2026年6月27日、東京・渋谷の大盛堂書店にて、金子玲介さんの最新作『私たちはたしかに光ってたんだ』(略称『わたひか』)の刊行を記念したトークイベントが開催されました。ゲストは作詞家・小説家の児玉雨子さん。青春バンド小説『わたひか』を軸に、お二人の出会いから音楽と小説の関係、そして目指すべき小説像まで、縦横無尽に語り合っていただきました。(前後編の前編)
『ボボボーボ・ボーボボ』から始まった友情
金子:仲良くなったのは漫画『ボボボーボ・ボーボボ』がきっかけでしたね。
児玉:そうそう! ちょうど2.5次元舞台が初めて上演されるタイミングで開かれた作家の集まりで、「自分以外に誰も行かないだろうな」と思って異端ぶって話していたら、金子さんが「私チケット取ってます!」って(笑)。こんな近いところにも仲間がいたのかと驚きました。
金子:ステージ最前エリアのチケットが3万円くらいしたんですけど、児玉さん、それを取ってましたよね。

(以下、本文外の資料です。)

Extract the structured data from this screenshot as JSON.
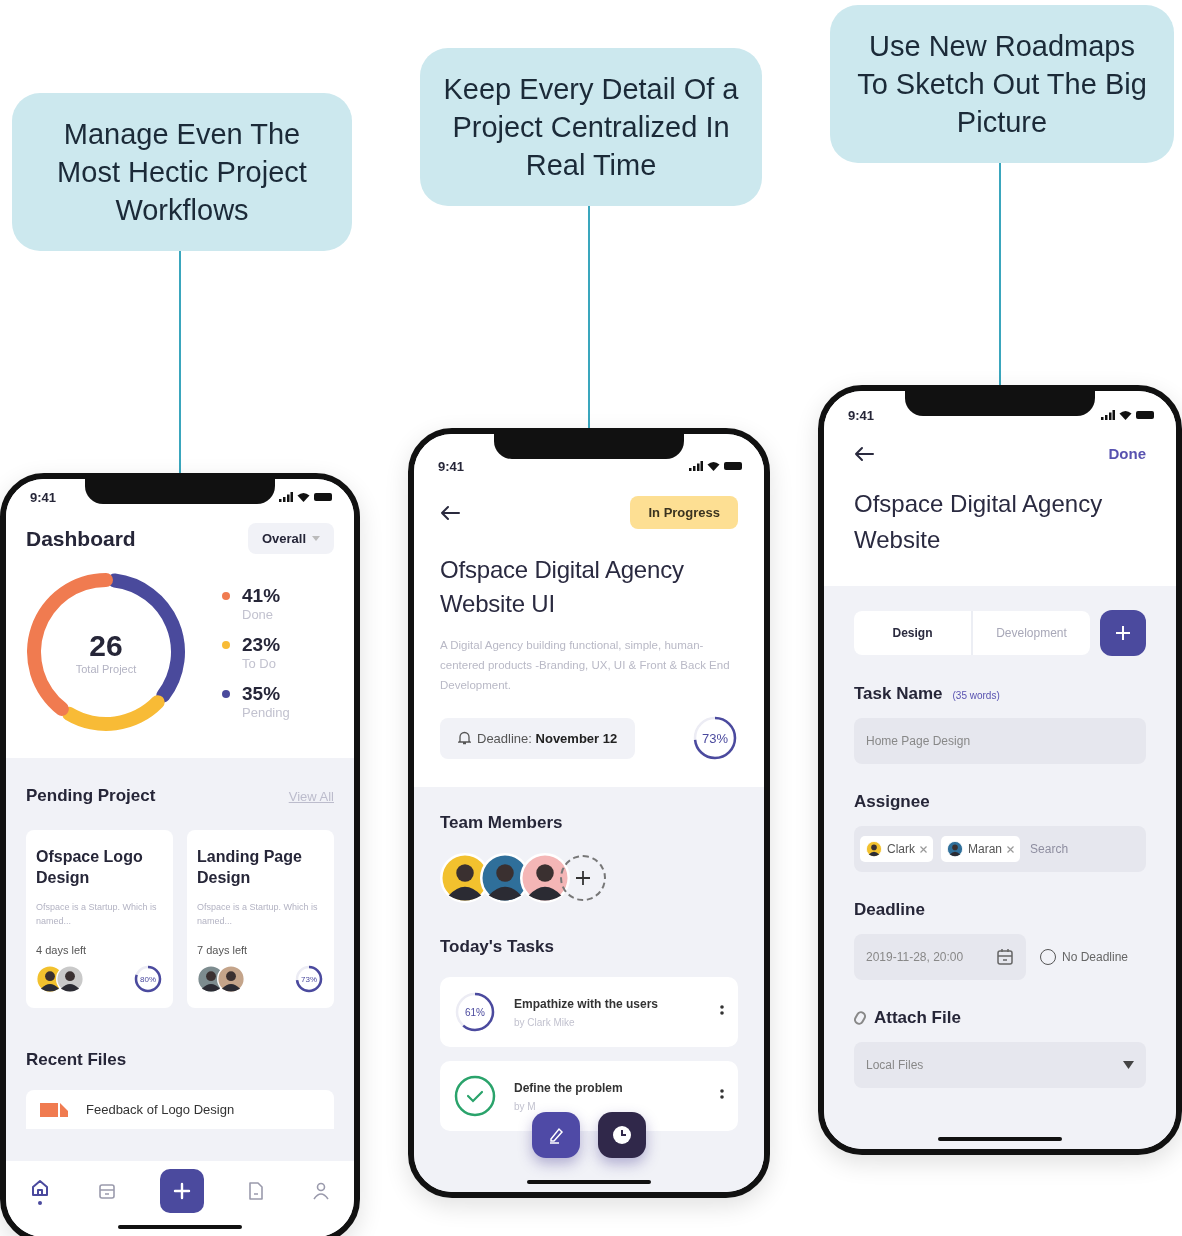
{
  "dashboard": {
    "callout": "Manage Even The Most Hectic Project Workflows",
    "time": "9:41",
    "title": "Dashboard",
    "filter": "Overall",
    "chart_data": {
      "type": "donut",
      "values": [
        41,
        23,
        35
      ],
      "colors": [
        "#f07b50",
        "#f8bb36",
        "#4a4a9c"
      ]
    },
    "total": "26",
    "total_label": "Total Project",
    "legend": [
      {
        "value": "41%",
        "label": "Done",
        "color": "#f07b50"
      },
      {
        "value": "23%",
        "label": "To Do",
        "color": "#f8bb36"
      },
      {
        "value": "35%",
        "label": "Pending",
        "color": "#4a4a9c"
      }
    ],
    "pending_title": "Pending Project",
    "view_all": "View All",
    "projects": [
      {
        "title": "Ofspace Logo Design",
        "description": "Ofspace is a Startup. Which is named...",
        "days_left": "4 days left",
        "progress": "80%",
        "members": [
          {
            "color": "#f2c12e"
          },
          {
            "color": "#c9c9c9"
          }
        ]
      },
      {
        "title": "Landing Page Design",
        "description": "Ofspace is a Startup. Which is named...",
        "days_left": "7 days left",
        "progress": "73%",
        "members": [
          {
            "color": "#7d8c8f"
          },
          {
            "color": "#c4a48a"
          }
        ]
      }
    ],
    "recent_title": "Recent Files",
    "files": [
      {
        "name": "Feedback of Logo Design"
      }
    ],
    "nav": [
      {
        "kind": "home",
        "selected": true
      },
      {
        "kind": "calendar",
        "selected": false
      },
      {
        "kind": "add",
        "selected": false
      },
      {
        "kind": "file",
        "selected": false
      },
      {
        "kind": "profile",
        "selected": false
      }
    ]
  },
  "project": {
    "callout": "Keep Every Detail Of a Project Centralized In Real Time",
    "time": "9:41",
    "status": "In Progress",
    "title": "Ofspace Digital Agency Website UI",
    "description": "A Digital Agency building functional, simple, human-centered products -Branding, UX, UI & Front & Back End Development.",
    "deadline": "Deadline: **November 12**",
    "progress": "73%",
    "team_title": "Team Members",
    "members": [
      {
        "color": "#f2c12e"
      },
      {
        "color": "#2f6f9a"
      },
      {
        "color": "#f4b6b6"
      }
    ],
    "tasks_title": "Today's Tasks",
    "tasks": [
      {
        "kind": "progress",
        "title": "Empathize with the users",
        "by": "by Clark Mike",
        "progress": "61%"
      },
      {
        "kind": "done",
        "title": "Define the problem",
        "by": "by M"
      }
    ]
  },
  "task_form": {
    "callout": "Use New Roadmaps To Sketch Out The Big Picture",
    "time": "9:41",
    "done": "Done",
    "title": "Ofspace Digital Agency Website",
    "tabs": [
      {
        "label": "Design",
        "selected": true
      },
      {
        "label": "Development",
        "selected": false
      }
    ],
    "task_name_label": "Task Name",
    "word_count": "(35 words)",
    "task_name": "Home Page Design",
    "assignee_label": "Assignee",
    "assignees": [
      {
        "name": "Clark",
        "color": "#f2c12e"
      },
      {
        "name": "Maran",
        "color": "#2f6f9a"
      }
    ],
    "assignee_placeholder": "Search",
    "deadline_label": "Deadline",
    "deadline": "2019-11-28, 20:00",
    "no_deadline": {
      "label": "No Deadline",
      "checked": false
    },
    "attach_label": "Attach File",
    "attach_source": "Local Files"
  }
}
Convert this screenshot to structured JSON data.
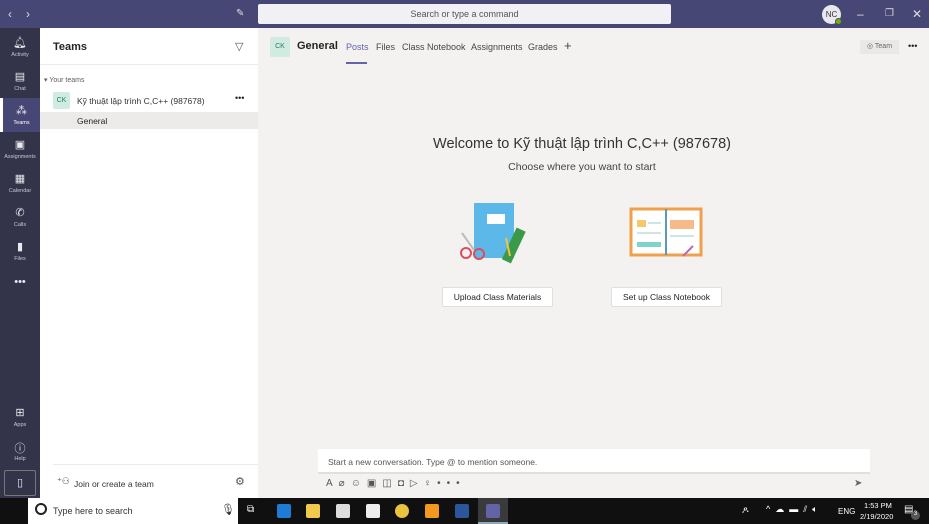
{
  "topbar": {
    "search_placeholder": "Search or type a command",
    "avatar": "NC"
  },
  "rail": [
    {
      "label": "Activity",
      "icon": "bell-icon"
    },
    {
      "label": "Chat",
      "icon": "chat-icon"
    },
    {
      "label": "Teams",
      "icon": "teams-icon"
    },
    {
      "label": "Assignments",
      "icon": "assignments-icon"
    },
    {
      "label": "Calendar",
      "icon": "calendar-icon"
    },
    {
      "label": "Calls",
      "icon": "phone-icon"
    },
    {
      "label": "Files",
      "icon": "file-icon"
    },
    {
      "label": "Apps",
      "icon": "apps-icon"
    },
    {
      "label": "Help",
      "icon": "help-icon"
    }
  ],
  "panel": {
    "title": "Teams",
    "section": "Your teams",
    "team_initials": "CK",
    "team_name": "Kỹ thuật lập trình C,C++ (987678)",
    "channel": "General",
    "join": "Join or create a team"
  },
  "header": {
    "initials": "CK",
    "channel": "General",
    "tabs": [
      "Posts",
      "Files",
      "Class Notebook",
      "Assignments",
      "Grades"
    ],
    "team_button": "Team"
  },
  "welcome": {
    "title": "Welcome to Kỹ thuật lập trình C,C++ (987678)",
    "subtitle": "Choose where you want to start",
    "upload": "Upload Class Materials",
    "notebook": "Set up Class Notebook"
  },
  "compose": {
    "placeholder": "Start a new conversation. Type @ to mention someone."
  },
  "taskbar": {
    "search": "Type here to search",
    "lang": "ENG",
    "time": "1:53 PM",
    "date": "2/19/2020",
    "notifications": "3"
  }
}
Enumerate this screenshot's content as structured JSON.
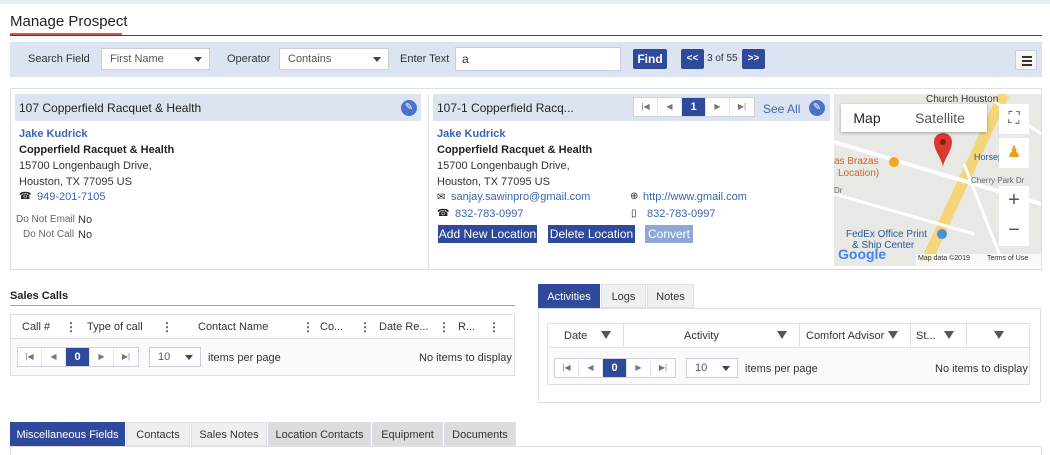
{
  "page_title": "Manage Prospect",
  "search": {
    "field_label": "Search Field",
    "field_value": "First Name",
    "operator_label": "Operator",
    "operator_value": "Contains",
    "text_label": "Enter Text",
    "text_value": "a",
    "find_label": "Find",
    "prev_label": "<<",
    "next_label": ">>",
    "record_pos": "3 of 55"
  },
  "card_left": {
    "title": "107 Copperfield Racquet & Health",
    "contact_name": "Jake Kudrick",
    "company": "Copperfield Racquet & Health",
    "address1": "15700 Longenbaugh Drive,",
    "address2": "Houston, TX 77095 US",
    "phone": "949-201-7105",
    "do_not_email_label": "Do Not Email",
    "do_not_email_value": "No",
    "do_not_call_label": "Do Not Call",
    "do_not_call_value": "No"
  },
  "card_right": {
    "title": "107-1 Copperfield Racq...",
    "page_num": "1",
    "see_all": "See All",
    "contact_name": "Jake Kudrick",
    "company": "Copperfield Racquet & Health",
    "address1": "15700 Longenbaugh Drive,",
    "address2": "Houston, TX 77095 US",
    "email": "sanjay.sawinpro@gmail.com",
    "website": "http://www.gmail.com",
    "phone": "832-783-0997",
    "mobile": "832-783-0997",
    "add_location": "Add New Location",
    "delete_location": "Delete Location",
    "convert": "Convert"
  },
  "map": {
    "tab_map": "Map",
    "tab_satellite": "Satellite",
    "label_church": "Church Houston",
    "label_brazas": "as Brazas",
    "label_location": "Location)",
    "label_fedex1": "FedEx Office Print",
    "label_fedex2": "& Ship Center",
    "label_horse": "Horsep",
    "label_cherry": "Cherry Park Dr",
    "label_dr": "Dr",
    "google": "Google",
    "map_data": "Map data ©2019",
    "terms": "Terms of Use"
  },
  "sales_calls": {
    "title": "Sales Calls",
    "columns": [
      "Call #",
      "Type of call",
      "Contact Name",
      "Co...",
      "Date Re...",
      "R..."
    ],
    "page_num": "0",
    "page_size": "10",
    "per_page_label": "items per page",
    "empty_label": "No items to display"
  },
  "activities": {
    "tabs": [
      "Activities",
      "Logs",
      "Notes"
    ],
    "columns": [
      "Date",
      "Activity",
      "Comfort Advisor",
      "St..."
    ],
    "page_num": "0",
    "page_size": "10",
    "per_page_label": "items per page",
    "empty_label": "No items to display"
  },
  "bottom_tabs": [
    "Miscellaneous Fields",
    "Contacts",
    "Sales Notes",
    "Location Contacts",
    "Equipment",
    "Documents"
  ],
  "colors": {
    "accent": "#2f4a9b",
    "header_bg": "#dce4f2",
    "link": "#3a64b8"
  }
}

児玉:それしか当たらなかったんですよ! 奥歯がたがた震わせながら入金しました。それから金子さんとは『ボーボボ』の話ばっかりして。『ボーボボ』は2000年代に「週刊少年ジャンプ」に連載されたギャグ漫画で、コマとコマの間に全然脈絡がなくて、その論理性の跳躍が特徴であり魅力なんです。
金子:私はそういう意味で、『ボーボボ』はめちゃくちゃ現代文学的だと思ってるんですよね。脱線に次ぐ脱線でなかなか本筋に戻ってこなかったり、定石を無視した未知のボケを連発したり。純文学寄りのギャグ漫画だなと感じます。
児玉:書き出しも「300X年 地球はマルハーゲ帝国が支配していた」という感じで、いかにこの漫画が“バカ”かが一発で伝わる。これ以上の書き出しはないですよね。
金子:最高の書き出し。憧れます。
児玉:そんな話で盛り上がっちゃって、全然小説の話をしなかったですよね。でも考えてみたら、デビューしてから、というか社会人になると、ああいう出会い方ってなかなか貴重ですよね。『○○』を書かれた△△さん、という肩書きが先に来てしまうから。お互いにフラットに「好きな作品の話ができるひとだ!」と思える出会いができたのは、すごくよかったなと思っています。そういえば金子さんはいつ頃書き始めたんですか?
金子:高校2年ですね。
児玉:私も高2です!
金子:え、そうだったんですか! 私と児玉さんは1993年生まれの同学年なので、まったく同じ時期に、ってことですよね。初めて知りました……。それくらい小説以外の話ばかりしてたってことですね(笑)。私はデビューまでに公募の新人賞への投稿期間が13年くらいあって。その大半をいわゆる純文学の賞への投稿に費やしていたんです。最終選考までいったことも何度かあったんですが、受賞には至らず。その後エンタメに転向して、メフィスト賞を受賞し『死んだ山田と教室』という小説でデビューすることができました。
児玉:私は自分が何であるかを言うときは「作詞家」が先に来るんですけど、それより先に小説を書いていました。当時はジャンルへの意識は特になくて、書いていた小説が短かったから純文学の賞に投稿していました。二次・三次選考までは進んだことがあったんですけど、そうこうしているうちに作詞のほうが仕事になってきて。その後、文芸誌で小説を発表させてもらえるようになってきました。